Этот двор, простиравшийся между линией железной дороги и задней стороной дома из красного кирпича и огороженный полуразвалившимся деревянным забором, был странным, невероятным местом, безлюдной территорией, заваленной лесоматериалами, деревянными коробками, грудами бутылок, пустых или разбитых, и их пропитанной дождем соломенной упаковкой. Дверь в подвал была завалена кучей кокса, в одном углу двора находился обветшавший птичник, перед которым куры скребли землю, клевали и кудахтали, в другом углу был целый ряд собачьих будок, казалось связанных между собой клубком ржавой проволоки. И все это, пребывающее в состоянии дикого запустения по сравнению с безупречным порядком вокруг моего собственного дома, вообще по сравнению со всем, что я когда-либо знал или видел, обладало на самом деле какой-то пугающей притягательностью.
Должно быть, когда я огляделся, что-то из этих впечатлений отразилось на моем лице, потому что Нора одарила меня лукавой вопросительной улыбкой:
– Не очень-то опрятно, дружок, правда же?
– Не очень, – тактично согласился я.
– Тут именно так. У нас всегда свалка. – И она небрежно добавила: – Вся собственность конфискована.
– Конфискована? – Это слово прозвучало зловеще.
– Приказано все снести. Городским советом. Если раньше все само не развалится.
В этот момент мимо прогрохотал каледонский поезд, возможно, тот самый, на котором мой бедный отец ездил в юности, и, откликаясь на грохот его проезда, как бы в подтверждение слов Норы, загремел весь двор – с вершины кучи покатились коробки, куры бросились в укрытие, а сам дом, задрожав и завибрировав всеми своими старыми членами, выронил небольшой кусочек известкового раствора, который упал прямо к моим ногам. Я с опаской посмотрел на Нору:
– Но что ты будешь делать, Нора? Когда его снесут.
– Полагаю, мы просто обанкротимся, как раньше.

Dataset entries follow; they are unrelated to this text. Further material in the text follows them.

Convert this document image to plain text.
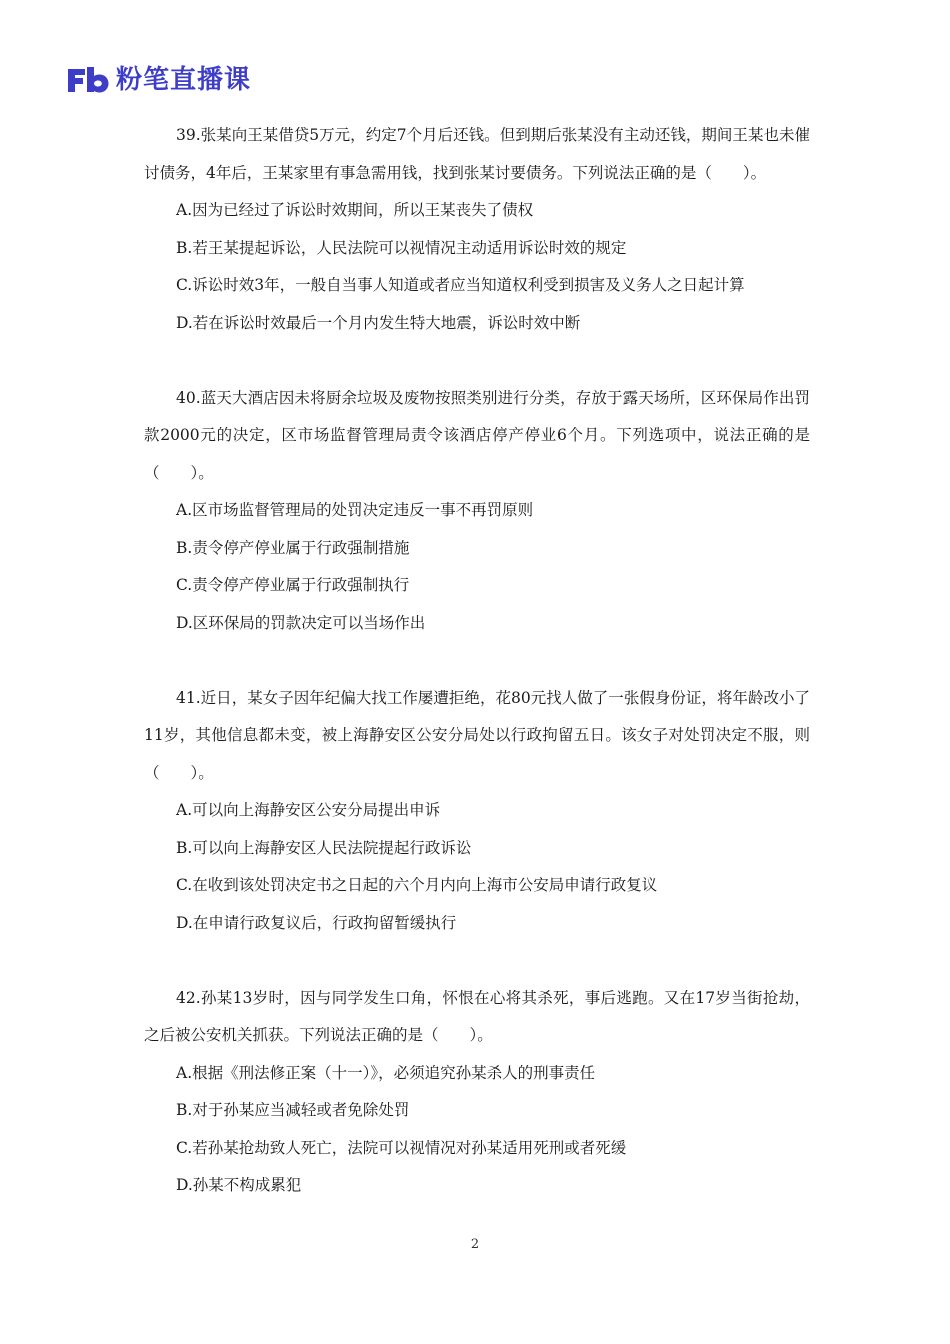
粉笔直播课

39.张某向王某借贷5万元，约定7个月后还钱。但到期后张某没有主动还钱，期间王某也未催讨债务，4年后，王某家里有事急需用钱，找到张某讨要债务。下列说法正确的是（　　）。

A.因为已经过了诉讼时效期间，所以王某丧失了债权

B.若王某提起诉讼，人民法院可以视情况主动适用诉讼时效的规定

C.诉讼时效3年，一般自当事人知道或者应当知道权利受到损害及义务人之日起计算

D.若在诉讼时效最后一个月内发生特大地震，诉讼时效中断

40.蓝天大酒店因未将厨余垃圾及废物按照类别进行分类，存放于露天场所，区环保局作出罚款2000元的决定，区市场监督管理局责令该酒店停产停业6个月。下列选项中，说法正确的是（　　）。

A.区市场监督管理局的处罚决定违反一事不再罚原则

B.责令停产停业属于行政强制措施

C.责令停产停业属于行政强制执行

D.区环保局的罚款决定可以当场作出

41.近日，某女子因年纪偏大找工作屡遭拒绝，花80元找人做了一张假身份证，将年龄改小了11岁，其他信息都未变，被上海静安区公安分局处以行政拘留五日。该女子对处罚决定不服，则（　　）。

A.可以向上海静安区公安分局提出申诉

B.可以向上海静安区人民法院提起行政诉讼

C.在收到该处罚决定书之日起的六个月内向上海市公安局申请行政复议

D.在申请行政复议后，行政拘留暂缓执行

42.孙某13岁时，因与同学发生口角，怀恨在心将其杀死，事后逃跑。又在17岁当街抢劫，之后被公安机关抓获。下列说法正确的是（　　）。

A.根据《刑法修正案（十一）》，必须追究孙某杀人的刑事责任

B.对于孙某应当减轻或者免除处罚

C.若孙某抢劫致人死亡，法院可以视情况对孙某适用死刑或者死缓

D.孙某不构成累犯

2
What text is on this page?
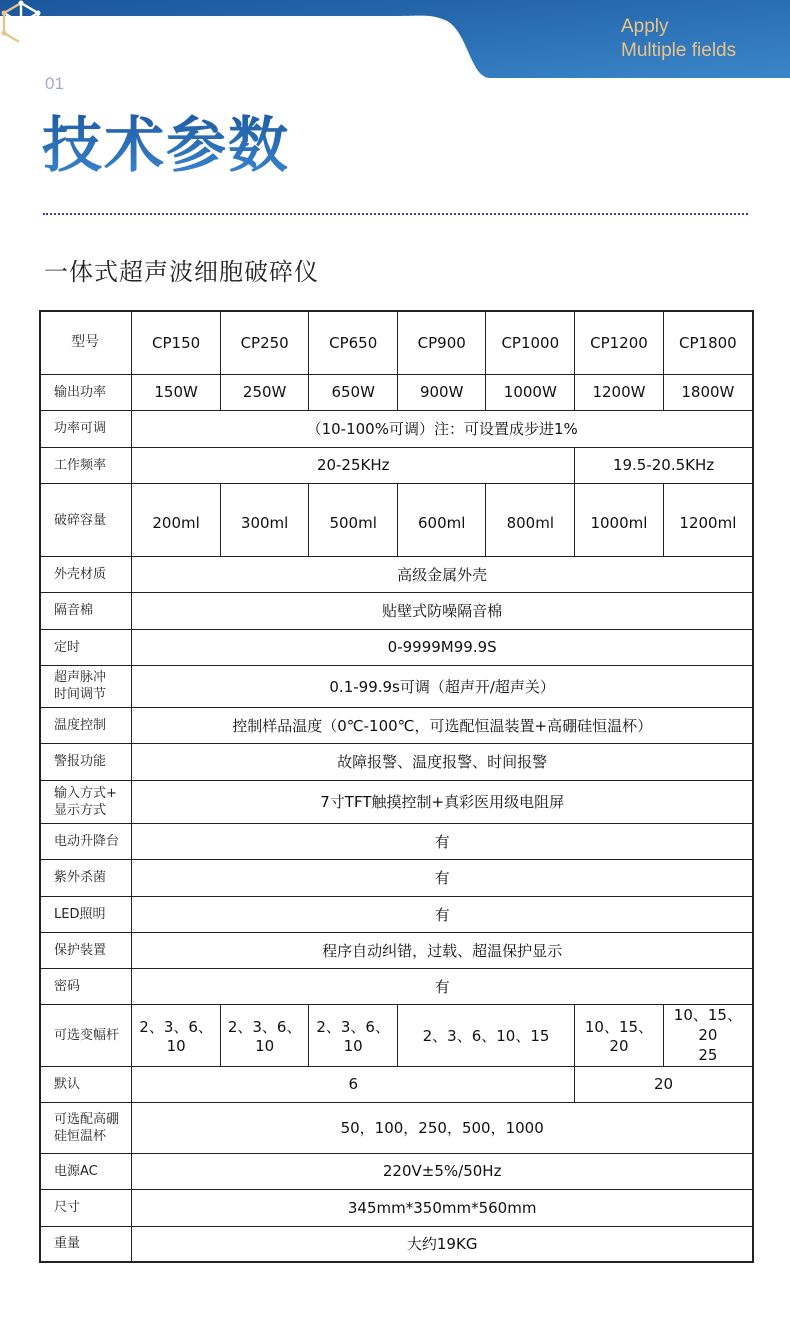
Apply
Multiple fields
01
技术参数
一体式超声波细胞破碎仪
型号	CP150	CP250	CP650	CP900	CP1000	CP1200	CP1800
输出功率	150W	250W	650W	900W	1000W	1200W	1800W
功率可调	（10-100%可调）注：可设置成步进1%						
工作频率	20-25KHz					19.5-20.5KHz	
破碎容量	200ml	300ml	500ml	600ml	800ml	1000ml	1200ml
外壳材质	高级金属外壳						
隔音棉	贴壁式防噪隔音棉						
定时	0-9999M99.9S						

超声脉冲
时间调节	0.1-99.9s可调（超声开/超声关）						
温度控制	控制样品温度（0℃-100℃，可选配恒温装置+高硼硅恒温杯）						
警报功能	故障报警、温度报警、时间报警						

输入方式+
显示方式	7寸TFT触摸控制+真彩医用级电阻屏						
电动升降台	有						
紫外杀菌	有						
LED照明	有						
保护装置	程序自动纠错，过载、超温保护显示						
密码	有						
可选变幅杆	2、3、6、10	2、3、6、10	2、3、6、10	2、3、6、10、15		10、15、20	10、15、20
25

默认	6					20	

可选配高硼
硅恒温杯	50，100，250，500，1000						
电源AC	220V±5%/50Hz						
尺寸	345mm*350mm*560mm						
重量	大约19KG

Она пошутила? Нет, по-видимому, она сказала это серьезно, однако не придала своим словам ни малейшего значения и с абсолютной беззаботностью снова улыбнулась мне. Мне понравилась ее улыбка, полная такой беспечной легкости, которой я сам был лишен. И правда, хотя я был знаком со своей кузиной всего несколько часов, я был готов полюбить ее всю целиком, особенно ее тонкое, нежное, живое лицо, которое, несмотря на тяжелую утрату в семье, светилось радостью. Ее кожа была кремового цвета, глаза – темно-синими, с длинными изогнутыми ресницами, а волосы, которыми она то и дело встряхивала, – глянцево-черными. Почти на три года старше меня, она была маленькой, примерно моего роста, и очень худой, с тонкими руками и ногами. По случаю на ней было новое элегантное, обшитое тесьмой, черное плиссированное платье с вуалью, которое выглядело весьма дорого, несмотря на ее слова о финансовой несостоятельности семьи.
– Это Джокер – собака Терри.
Словно желая взбодрить наш увядающий разговор, она снова приняла вид экскурсовода и указала на длинную, тощую мышиного цвета собаку, с меланхоличными глазами и тонким изогнутым крысиным хвостом, которая молча и в замедленном режиме материализовалась из глубины конуры, – собак такой породы я никогда прежде не видел, притом что этот пес не имел абсолютно никакого сходства с аристократическими представителями семейства псовых, которых я наблюдал, осторожно минуя привилегированные улицы Ардфиллана.